Les plantes issues de ces graines étant génétiquement identiques à la plante mère, il s’agit donc de reproduction clonale par graines. Les chercheurs de l’Inra ont récemment démontré qu’en inactivant, chez la plante modèle Arabidopsis puis chez le riz, trois gènes impliqués dans la méiose, on transforme celle-ci en mitose (procédé MiMe), avec pour conséquence des chromosomes identiques à ceux de la plante mère dans les cellules reproductrices ou gamètes.
Mais pour parvenir à l’apomixie, une autre condition est nécessaire. Il faut que le gamète femelle produise un embryon sans fécondation. C’est cette étape fondamentale qui vient d’être franchie, de deux manières différentes, grâce à deux collaborations entre l’Inra et l’équipe de Venkatesan Sundaresan de l’Université de Californie à Davis d’une part, et celle de Kejian Wang du China National Rice Research Institute d’autre part. Ces deux équipes ont en effet découvert indépendamment deux moyens de lancer l’embryogenèse sans fécondation du gamète femelle par un gamète mâle.
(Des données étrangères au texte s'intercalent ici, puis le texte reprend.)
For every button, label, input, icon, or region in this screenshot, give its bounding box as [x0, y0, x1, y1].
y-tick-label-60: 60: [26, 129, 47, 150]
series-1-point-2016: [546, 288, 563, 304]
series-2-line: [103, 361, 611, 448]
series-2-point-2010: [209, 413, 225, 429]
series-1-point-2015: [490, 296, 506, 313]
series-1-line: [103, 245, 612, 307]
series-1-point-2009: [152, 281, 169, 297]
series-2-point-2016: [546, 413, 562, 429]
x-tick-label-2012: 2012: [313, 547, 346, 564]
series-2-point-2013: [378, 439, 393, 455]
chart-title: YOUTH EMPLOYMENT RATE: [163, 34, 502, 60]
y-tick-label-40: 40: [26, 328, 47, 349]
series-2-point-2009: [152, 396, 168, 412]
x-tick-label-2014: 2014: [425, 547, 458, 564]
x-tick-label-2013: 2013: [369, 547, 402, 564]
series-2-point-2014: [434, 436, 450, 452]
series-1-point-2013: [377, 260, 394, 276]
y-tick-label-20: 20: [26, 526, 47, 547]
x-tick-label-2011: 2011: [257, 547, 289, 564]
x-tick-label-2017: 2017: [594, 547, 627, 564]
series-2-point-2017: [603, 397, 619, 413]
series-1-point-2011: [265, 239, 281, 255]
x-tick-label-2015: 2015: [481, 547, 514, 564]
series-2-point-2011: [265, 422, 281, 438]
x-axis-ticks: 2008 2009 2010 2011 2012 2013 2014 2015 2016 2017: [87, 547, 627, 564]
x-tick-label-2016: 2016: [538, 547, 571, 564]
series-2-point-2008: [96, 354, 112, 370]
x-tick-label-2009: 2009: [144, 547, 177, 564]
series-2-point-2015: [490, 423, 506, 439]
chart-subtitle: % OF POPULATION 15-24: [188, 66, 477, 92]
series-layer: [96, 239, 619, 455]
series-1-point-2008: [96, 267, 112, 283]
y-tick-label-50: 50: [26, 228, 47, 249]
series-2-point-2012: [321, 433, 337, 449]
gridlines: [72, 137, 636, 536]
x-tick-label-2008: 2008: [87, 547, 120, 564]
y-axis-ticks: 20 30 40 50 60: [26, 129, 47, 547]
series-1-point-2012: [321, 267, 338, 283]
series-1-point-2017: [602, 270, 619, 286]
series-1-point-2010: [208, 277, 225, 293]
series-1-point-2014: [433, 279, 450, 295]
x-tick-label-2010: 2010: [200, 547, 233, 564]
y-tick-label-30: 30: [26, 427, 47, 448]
Fixation de la vigueur hybride à la descendance
Pour cela, elles ont inactivé chez le riz, à l’aide de Crispr-Cas9, les trois gènes impliqués dans le procédé MiMe mis en évidence par l’Inra. L’équipe de Venkatesan Sundaresan aux États-Unis a ensuite activé dans les gamètes femelles un gène dénommé Babyboom 1 qui, en temps normal, ne s’exprime qu’après la fécondation. En parallèle, l’équipe de Kejian Wang en Chine a inactivé le gène Matrilineal (aussi nommé Not Like Dad), impliqué dans la fécondation. De cette façon, les deux équipes sont parvenues à déclencher l’embryogenèse sans fécondation, et à produire des grains de riz génétiquement identiques à la plante mère hybride. Mieux, l’équipe américaine a montré que ces clones produisent à leur tour des clones : après trois générations, ils sont encore identiques aux semences initiales. Il est donc possible de fixer la vigueur hybride dans la descendance d’hybrides F1 de riz !
Perspectives phénoménales
Pour le moment, les taux de production de clones de graines obtenus par les équipes américaines et chinoises sont insuffisants pour envisager une application immédiate en production de semences, mais les chercheurs étudient déjà comment les améliorer.
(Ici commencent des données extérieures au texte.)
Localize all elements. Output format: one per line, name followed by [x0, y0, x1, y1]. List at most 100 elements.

Cette découverte pourrait, à terme, révolutionner les stratégies d’amélioration des plantes en permettant de créer des clones d’hybrides F1 pour la plupart des espèces d’intérêt agronomique. La simplicité du processus permettrait en outre de multiplier les combinaisons hybrides testées pour créer de nouvelles variétés, ce qui pourrait se traduire par un accroissement de la diversité des variétés cultivées.
Autre perspective liée à cette découverte : les agriculteurs pourraient ressemer les graines des plantes qu’ils ont cultivées, avec l’assurance d’obtenir la même vigueur hybride de génération en génération. Un avantage pour les agriculteurs, et plus particulièrement ceux des pays émergents, pour qui l’achat annuel de semences représente un coût non négligeable. Pour être profitable à tous, cette révolution méthodologique devra s’accompagner de l’évolution du modèle économique des filières de création variétale et de production de semences.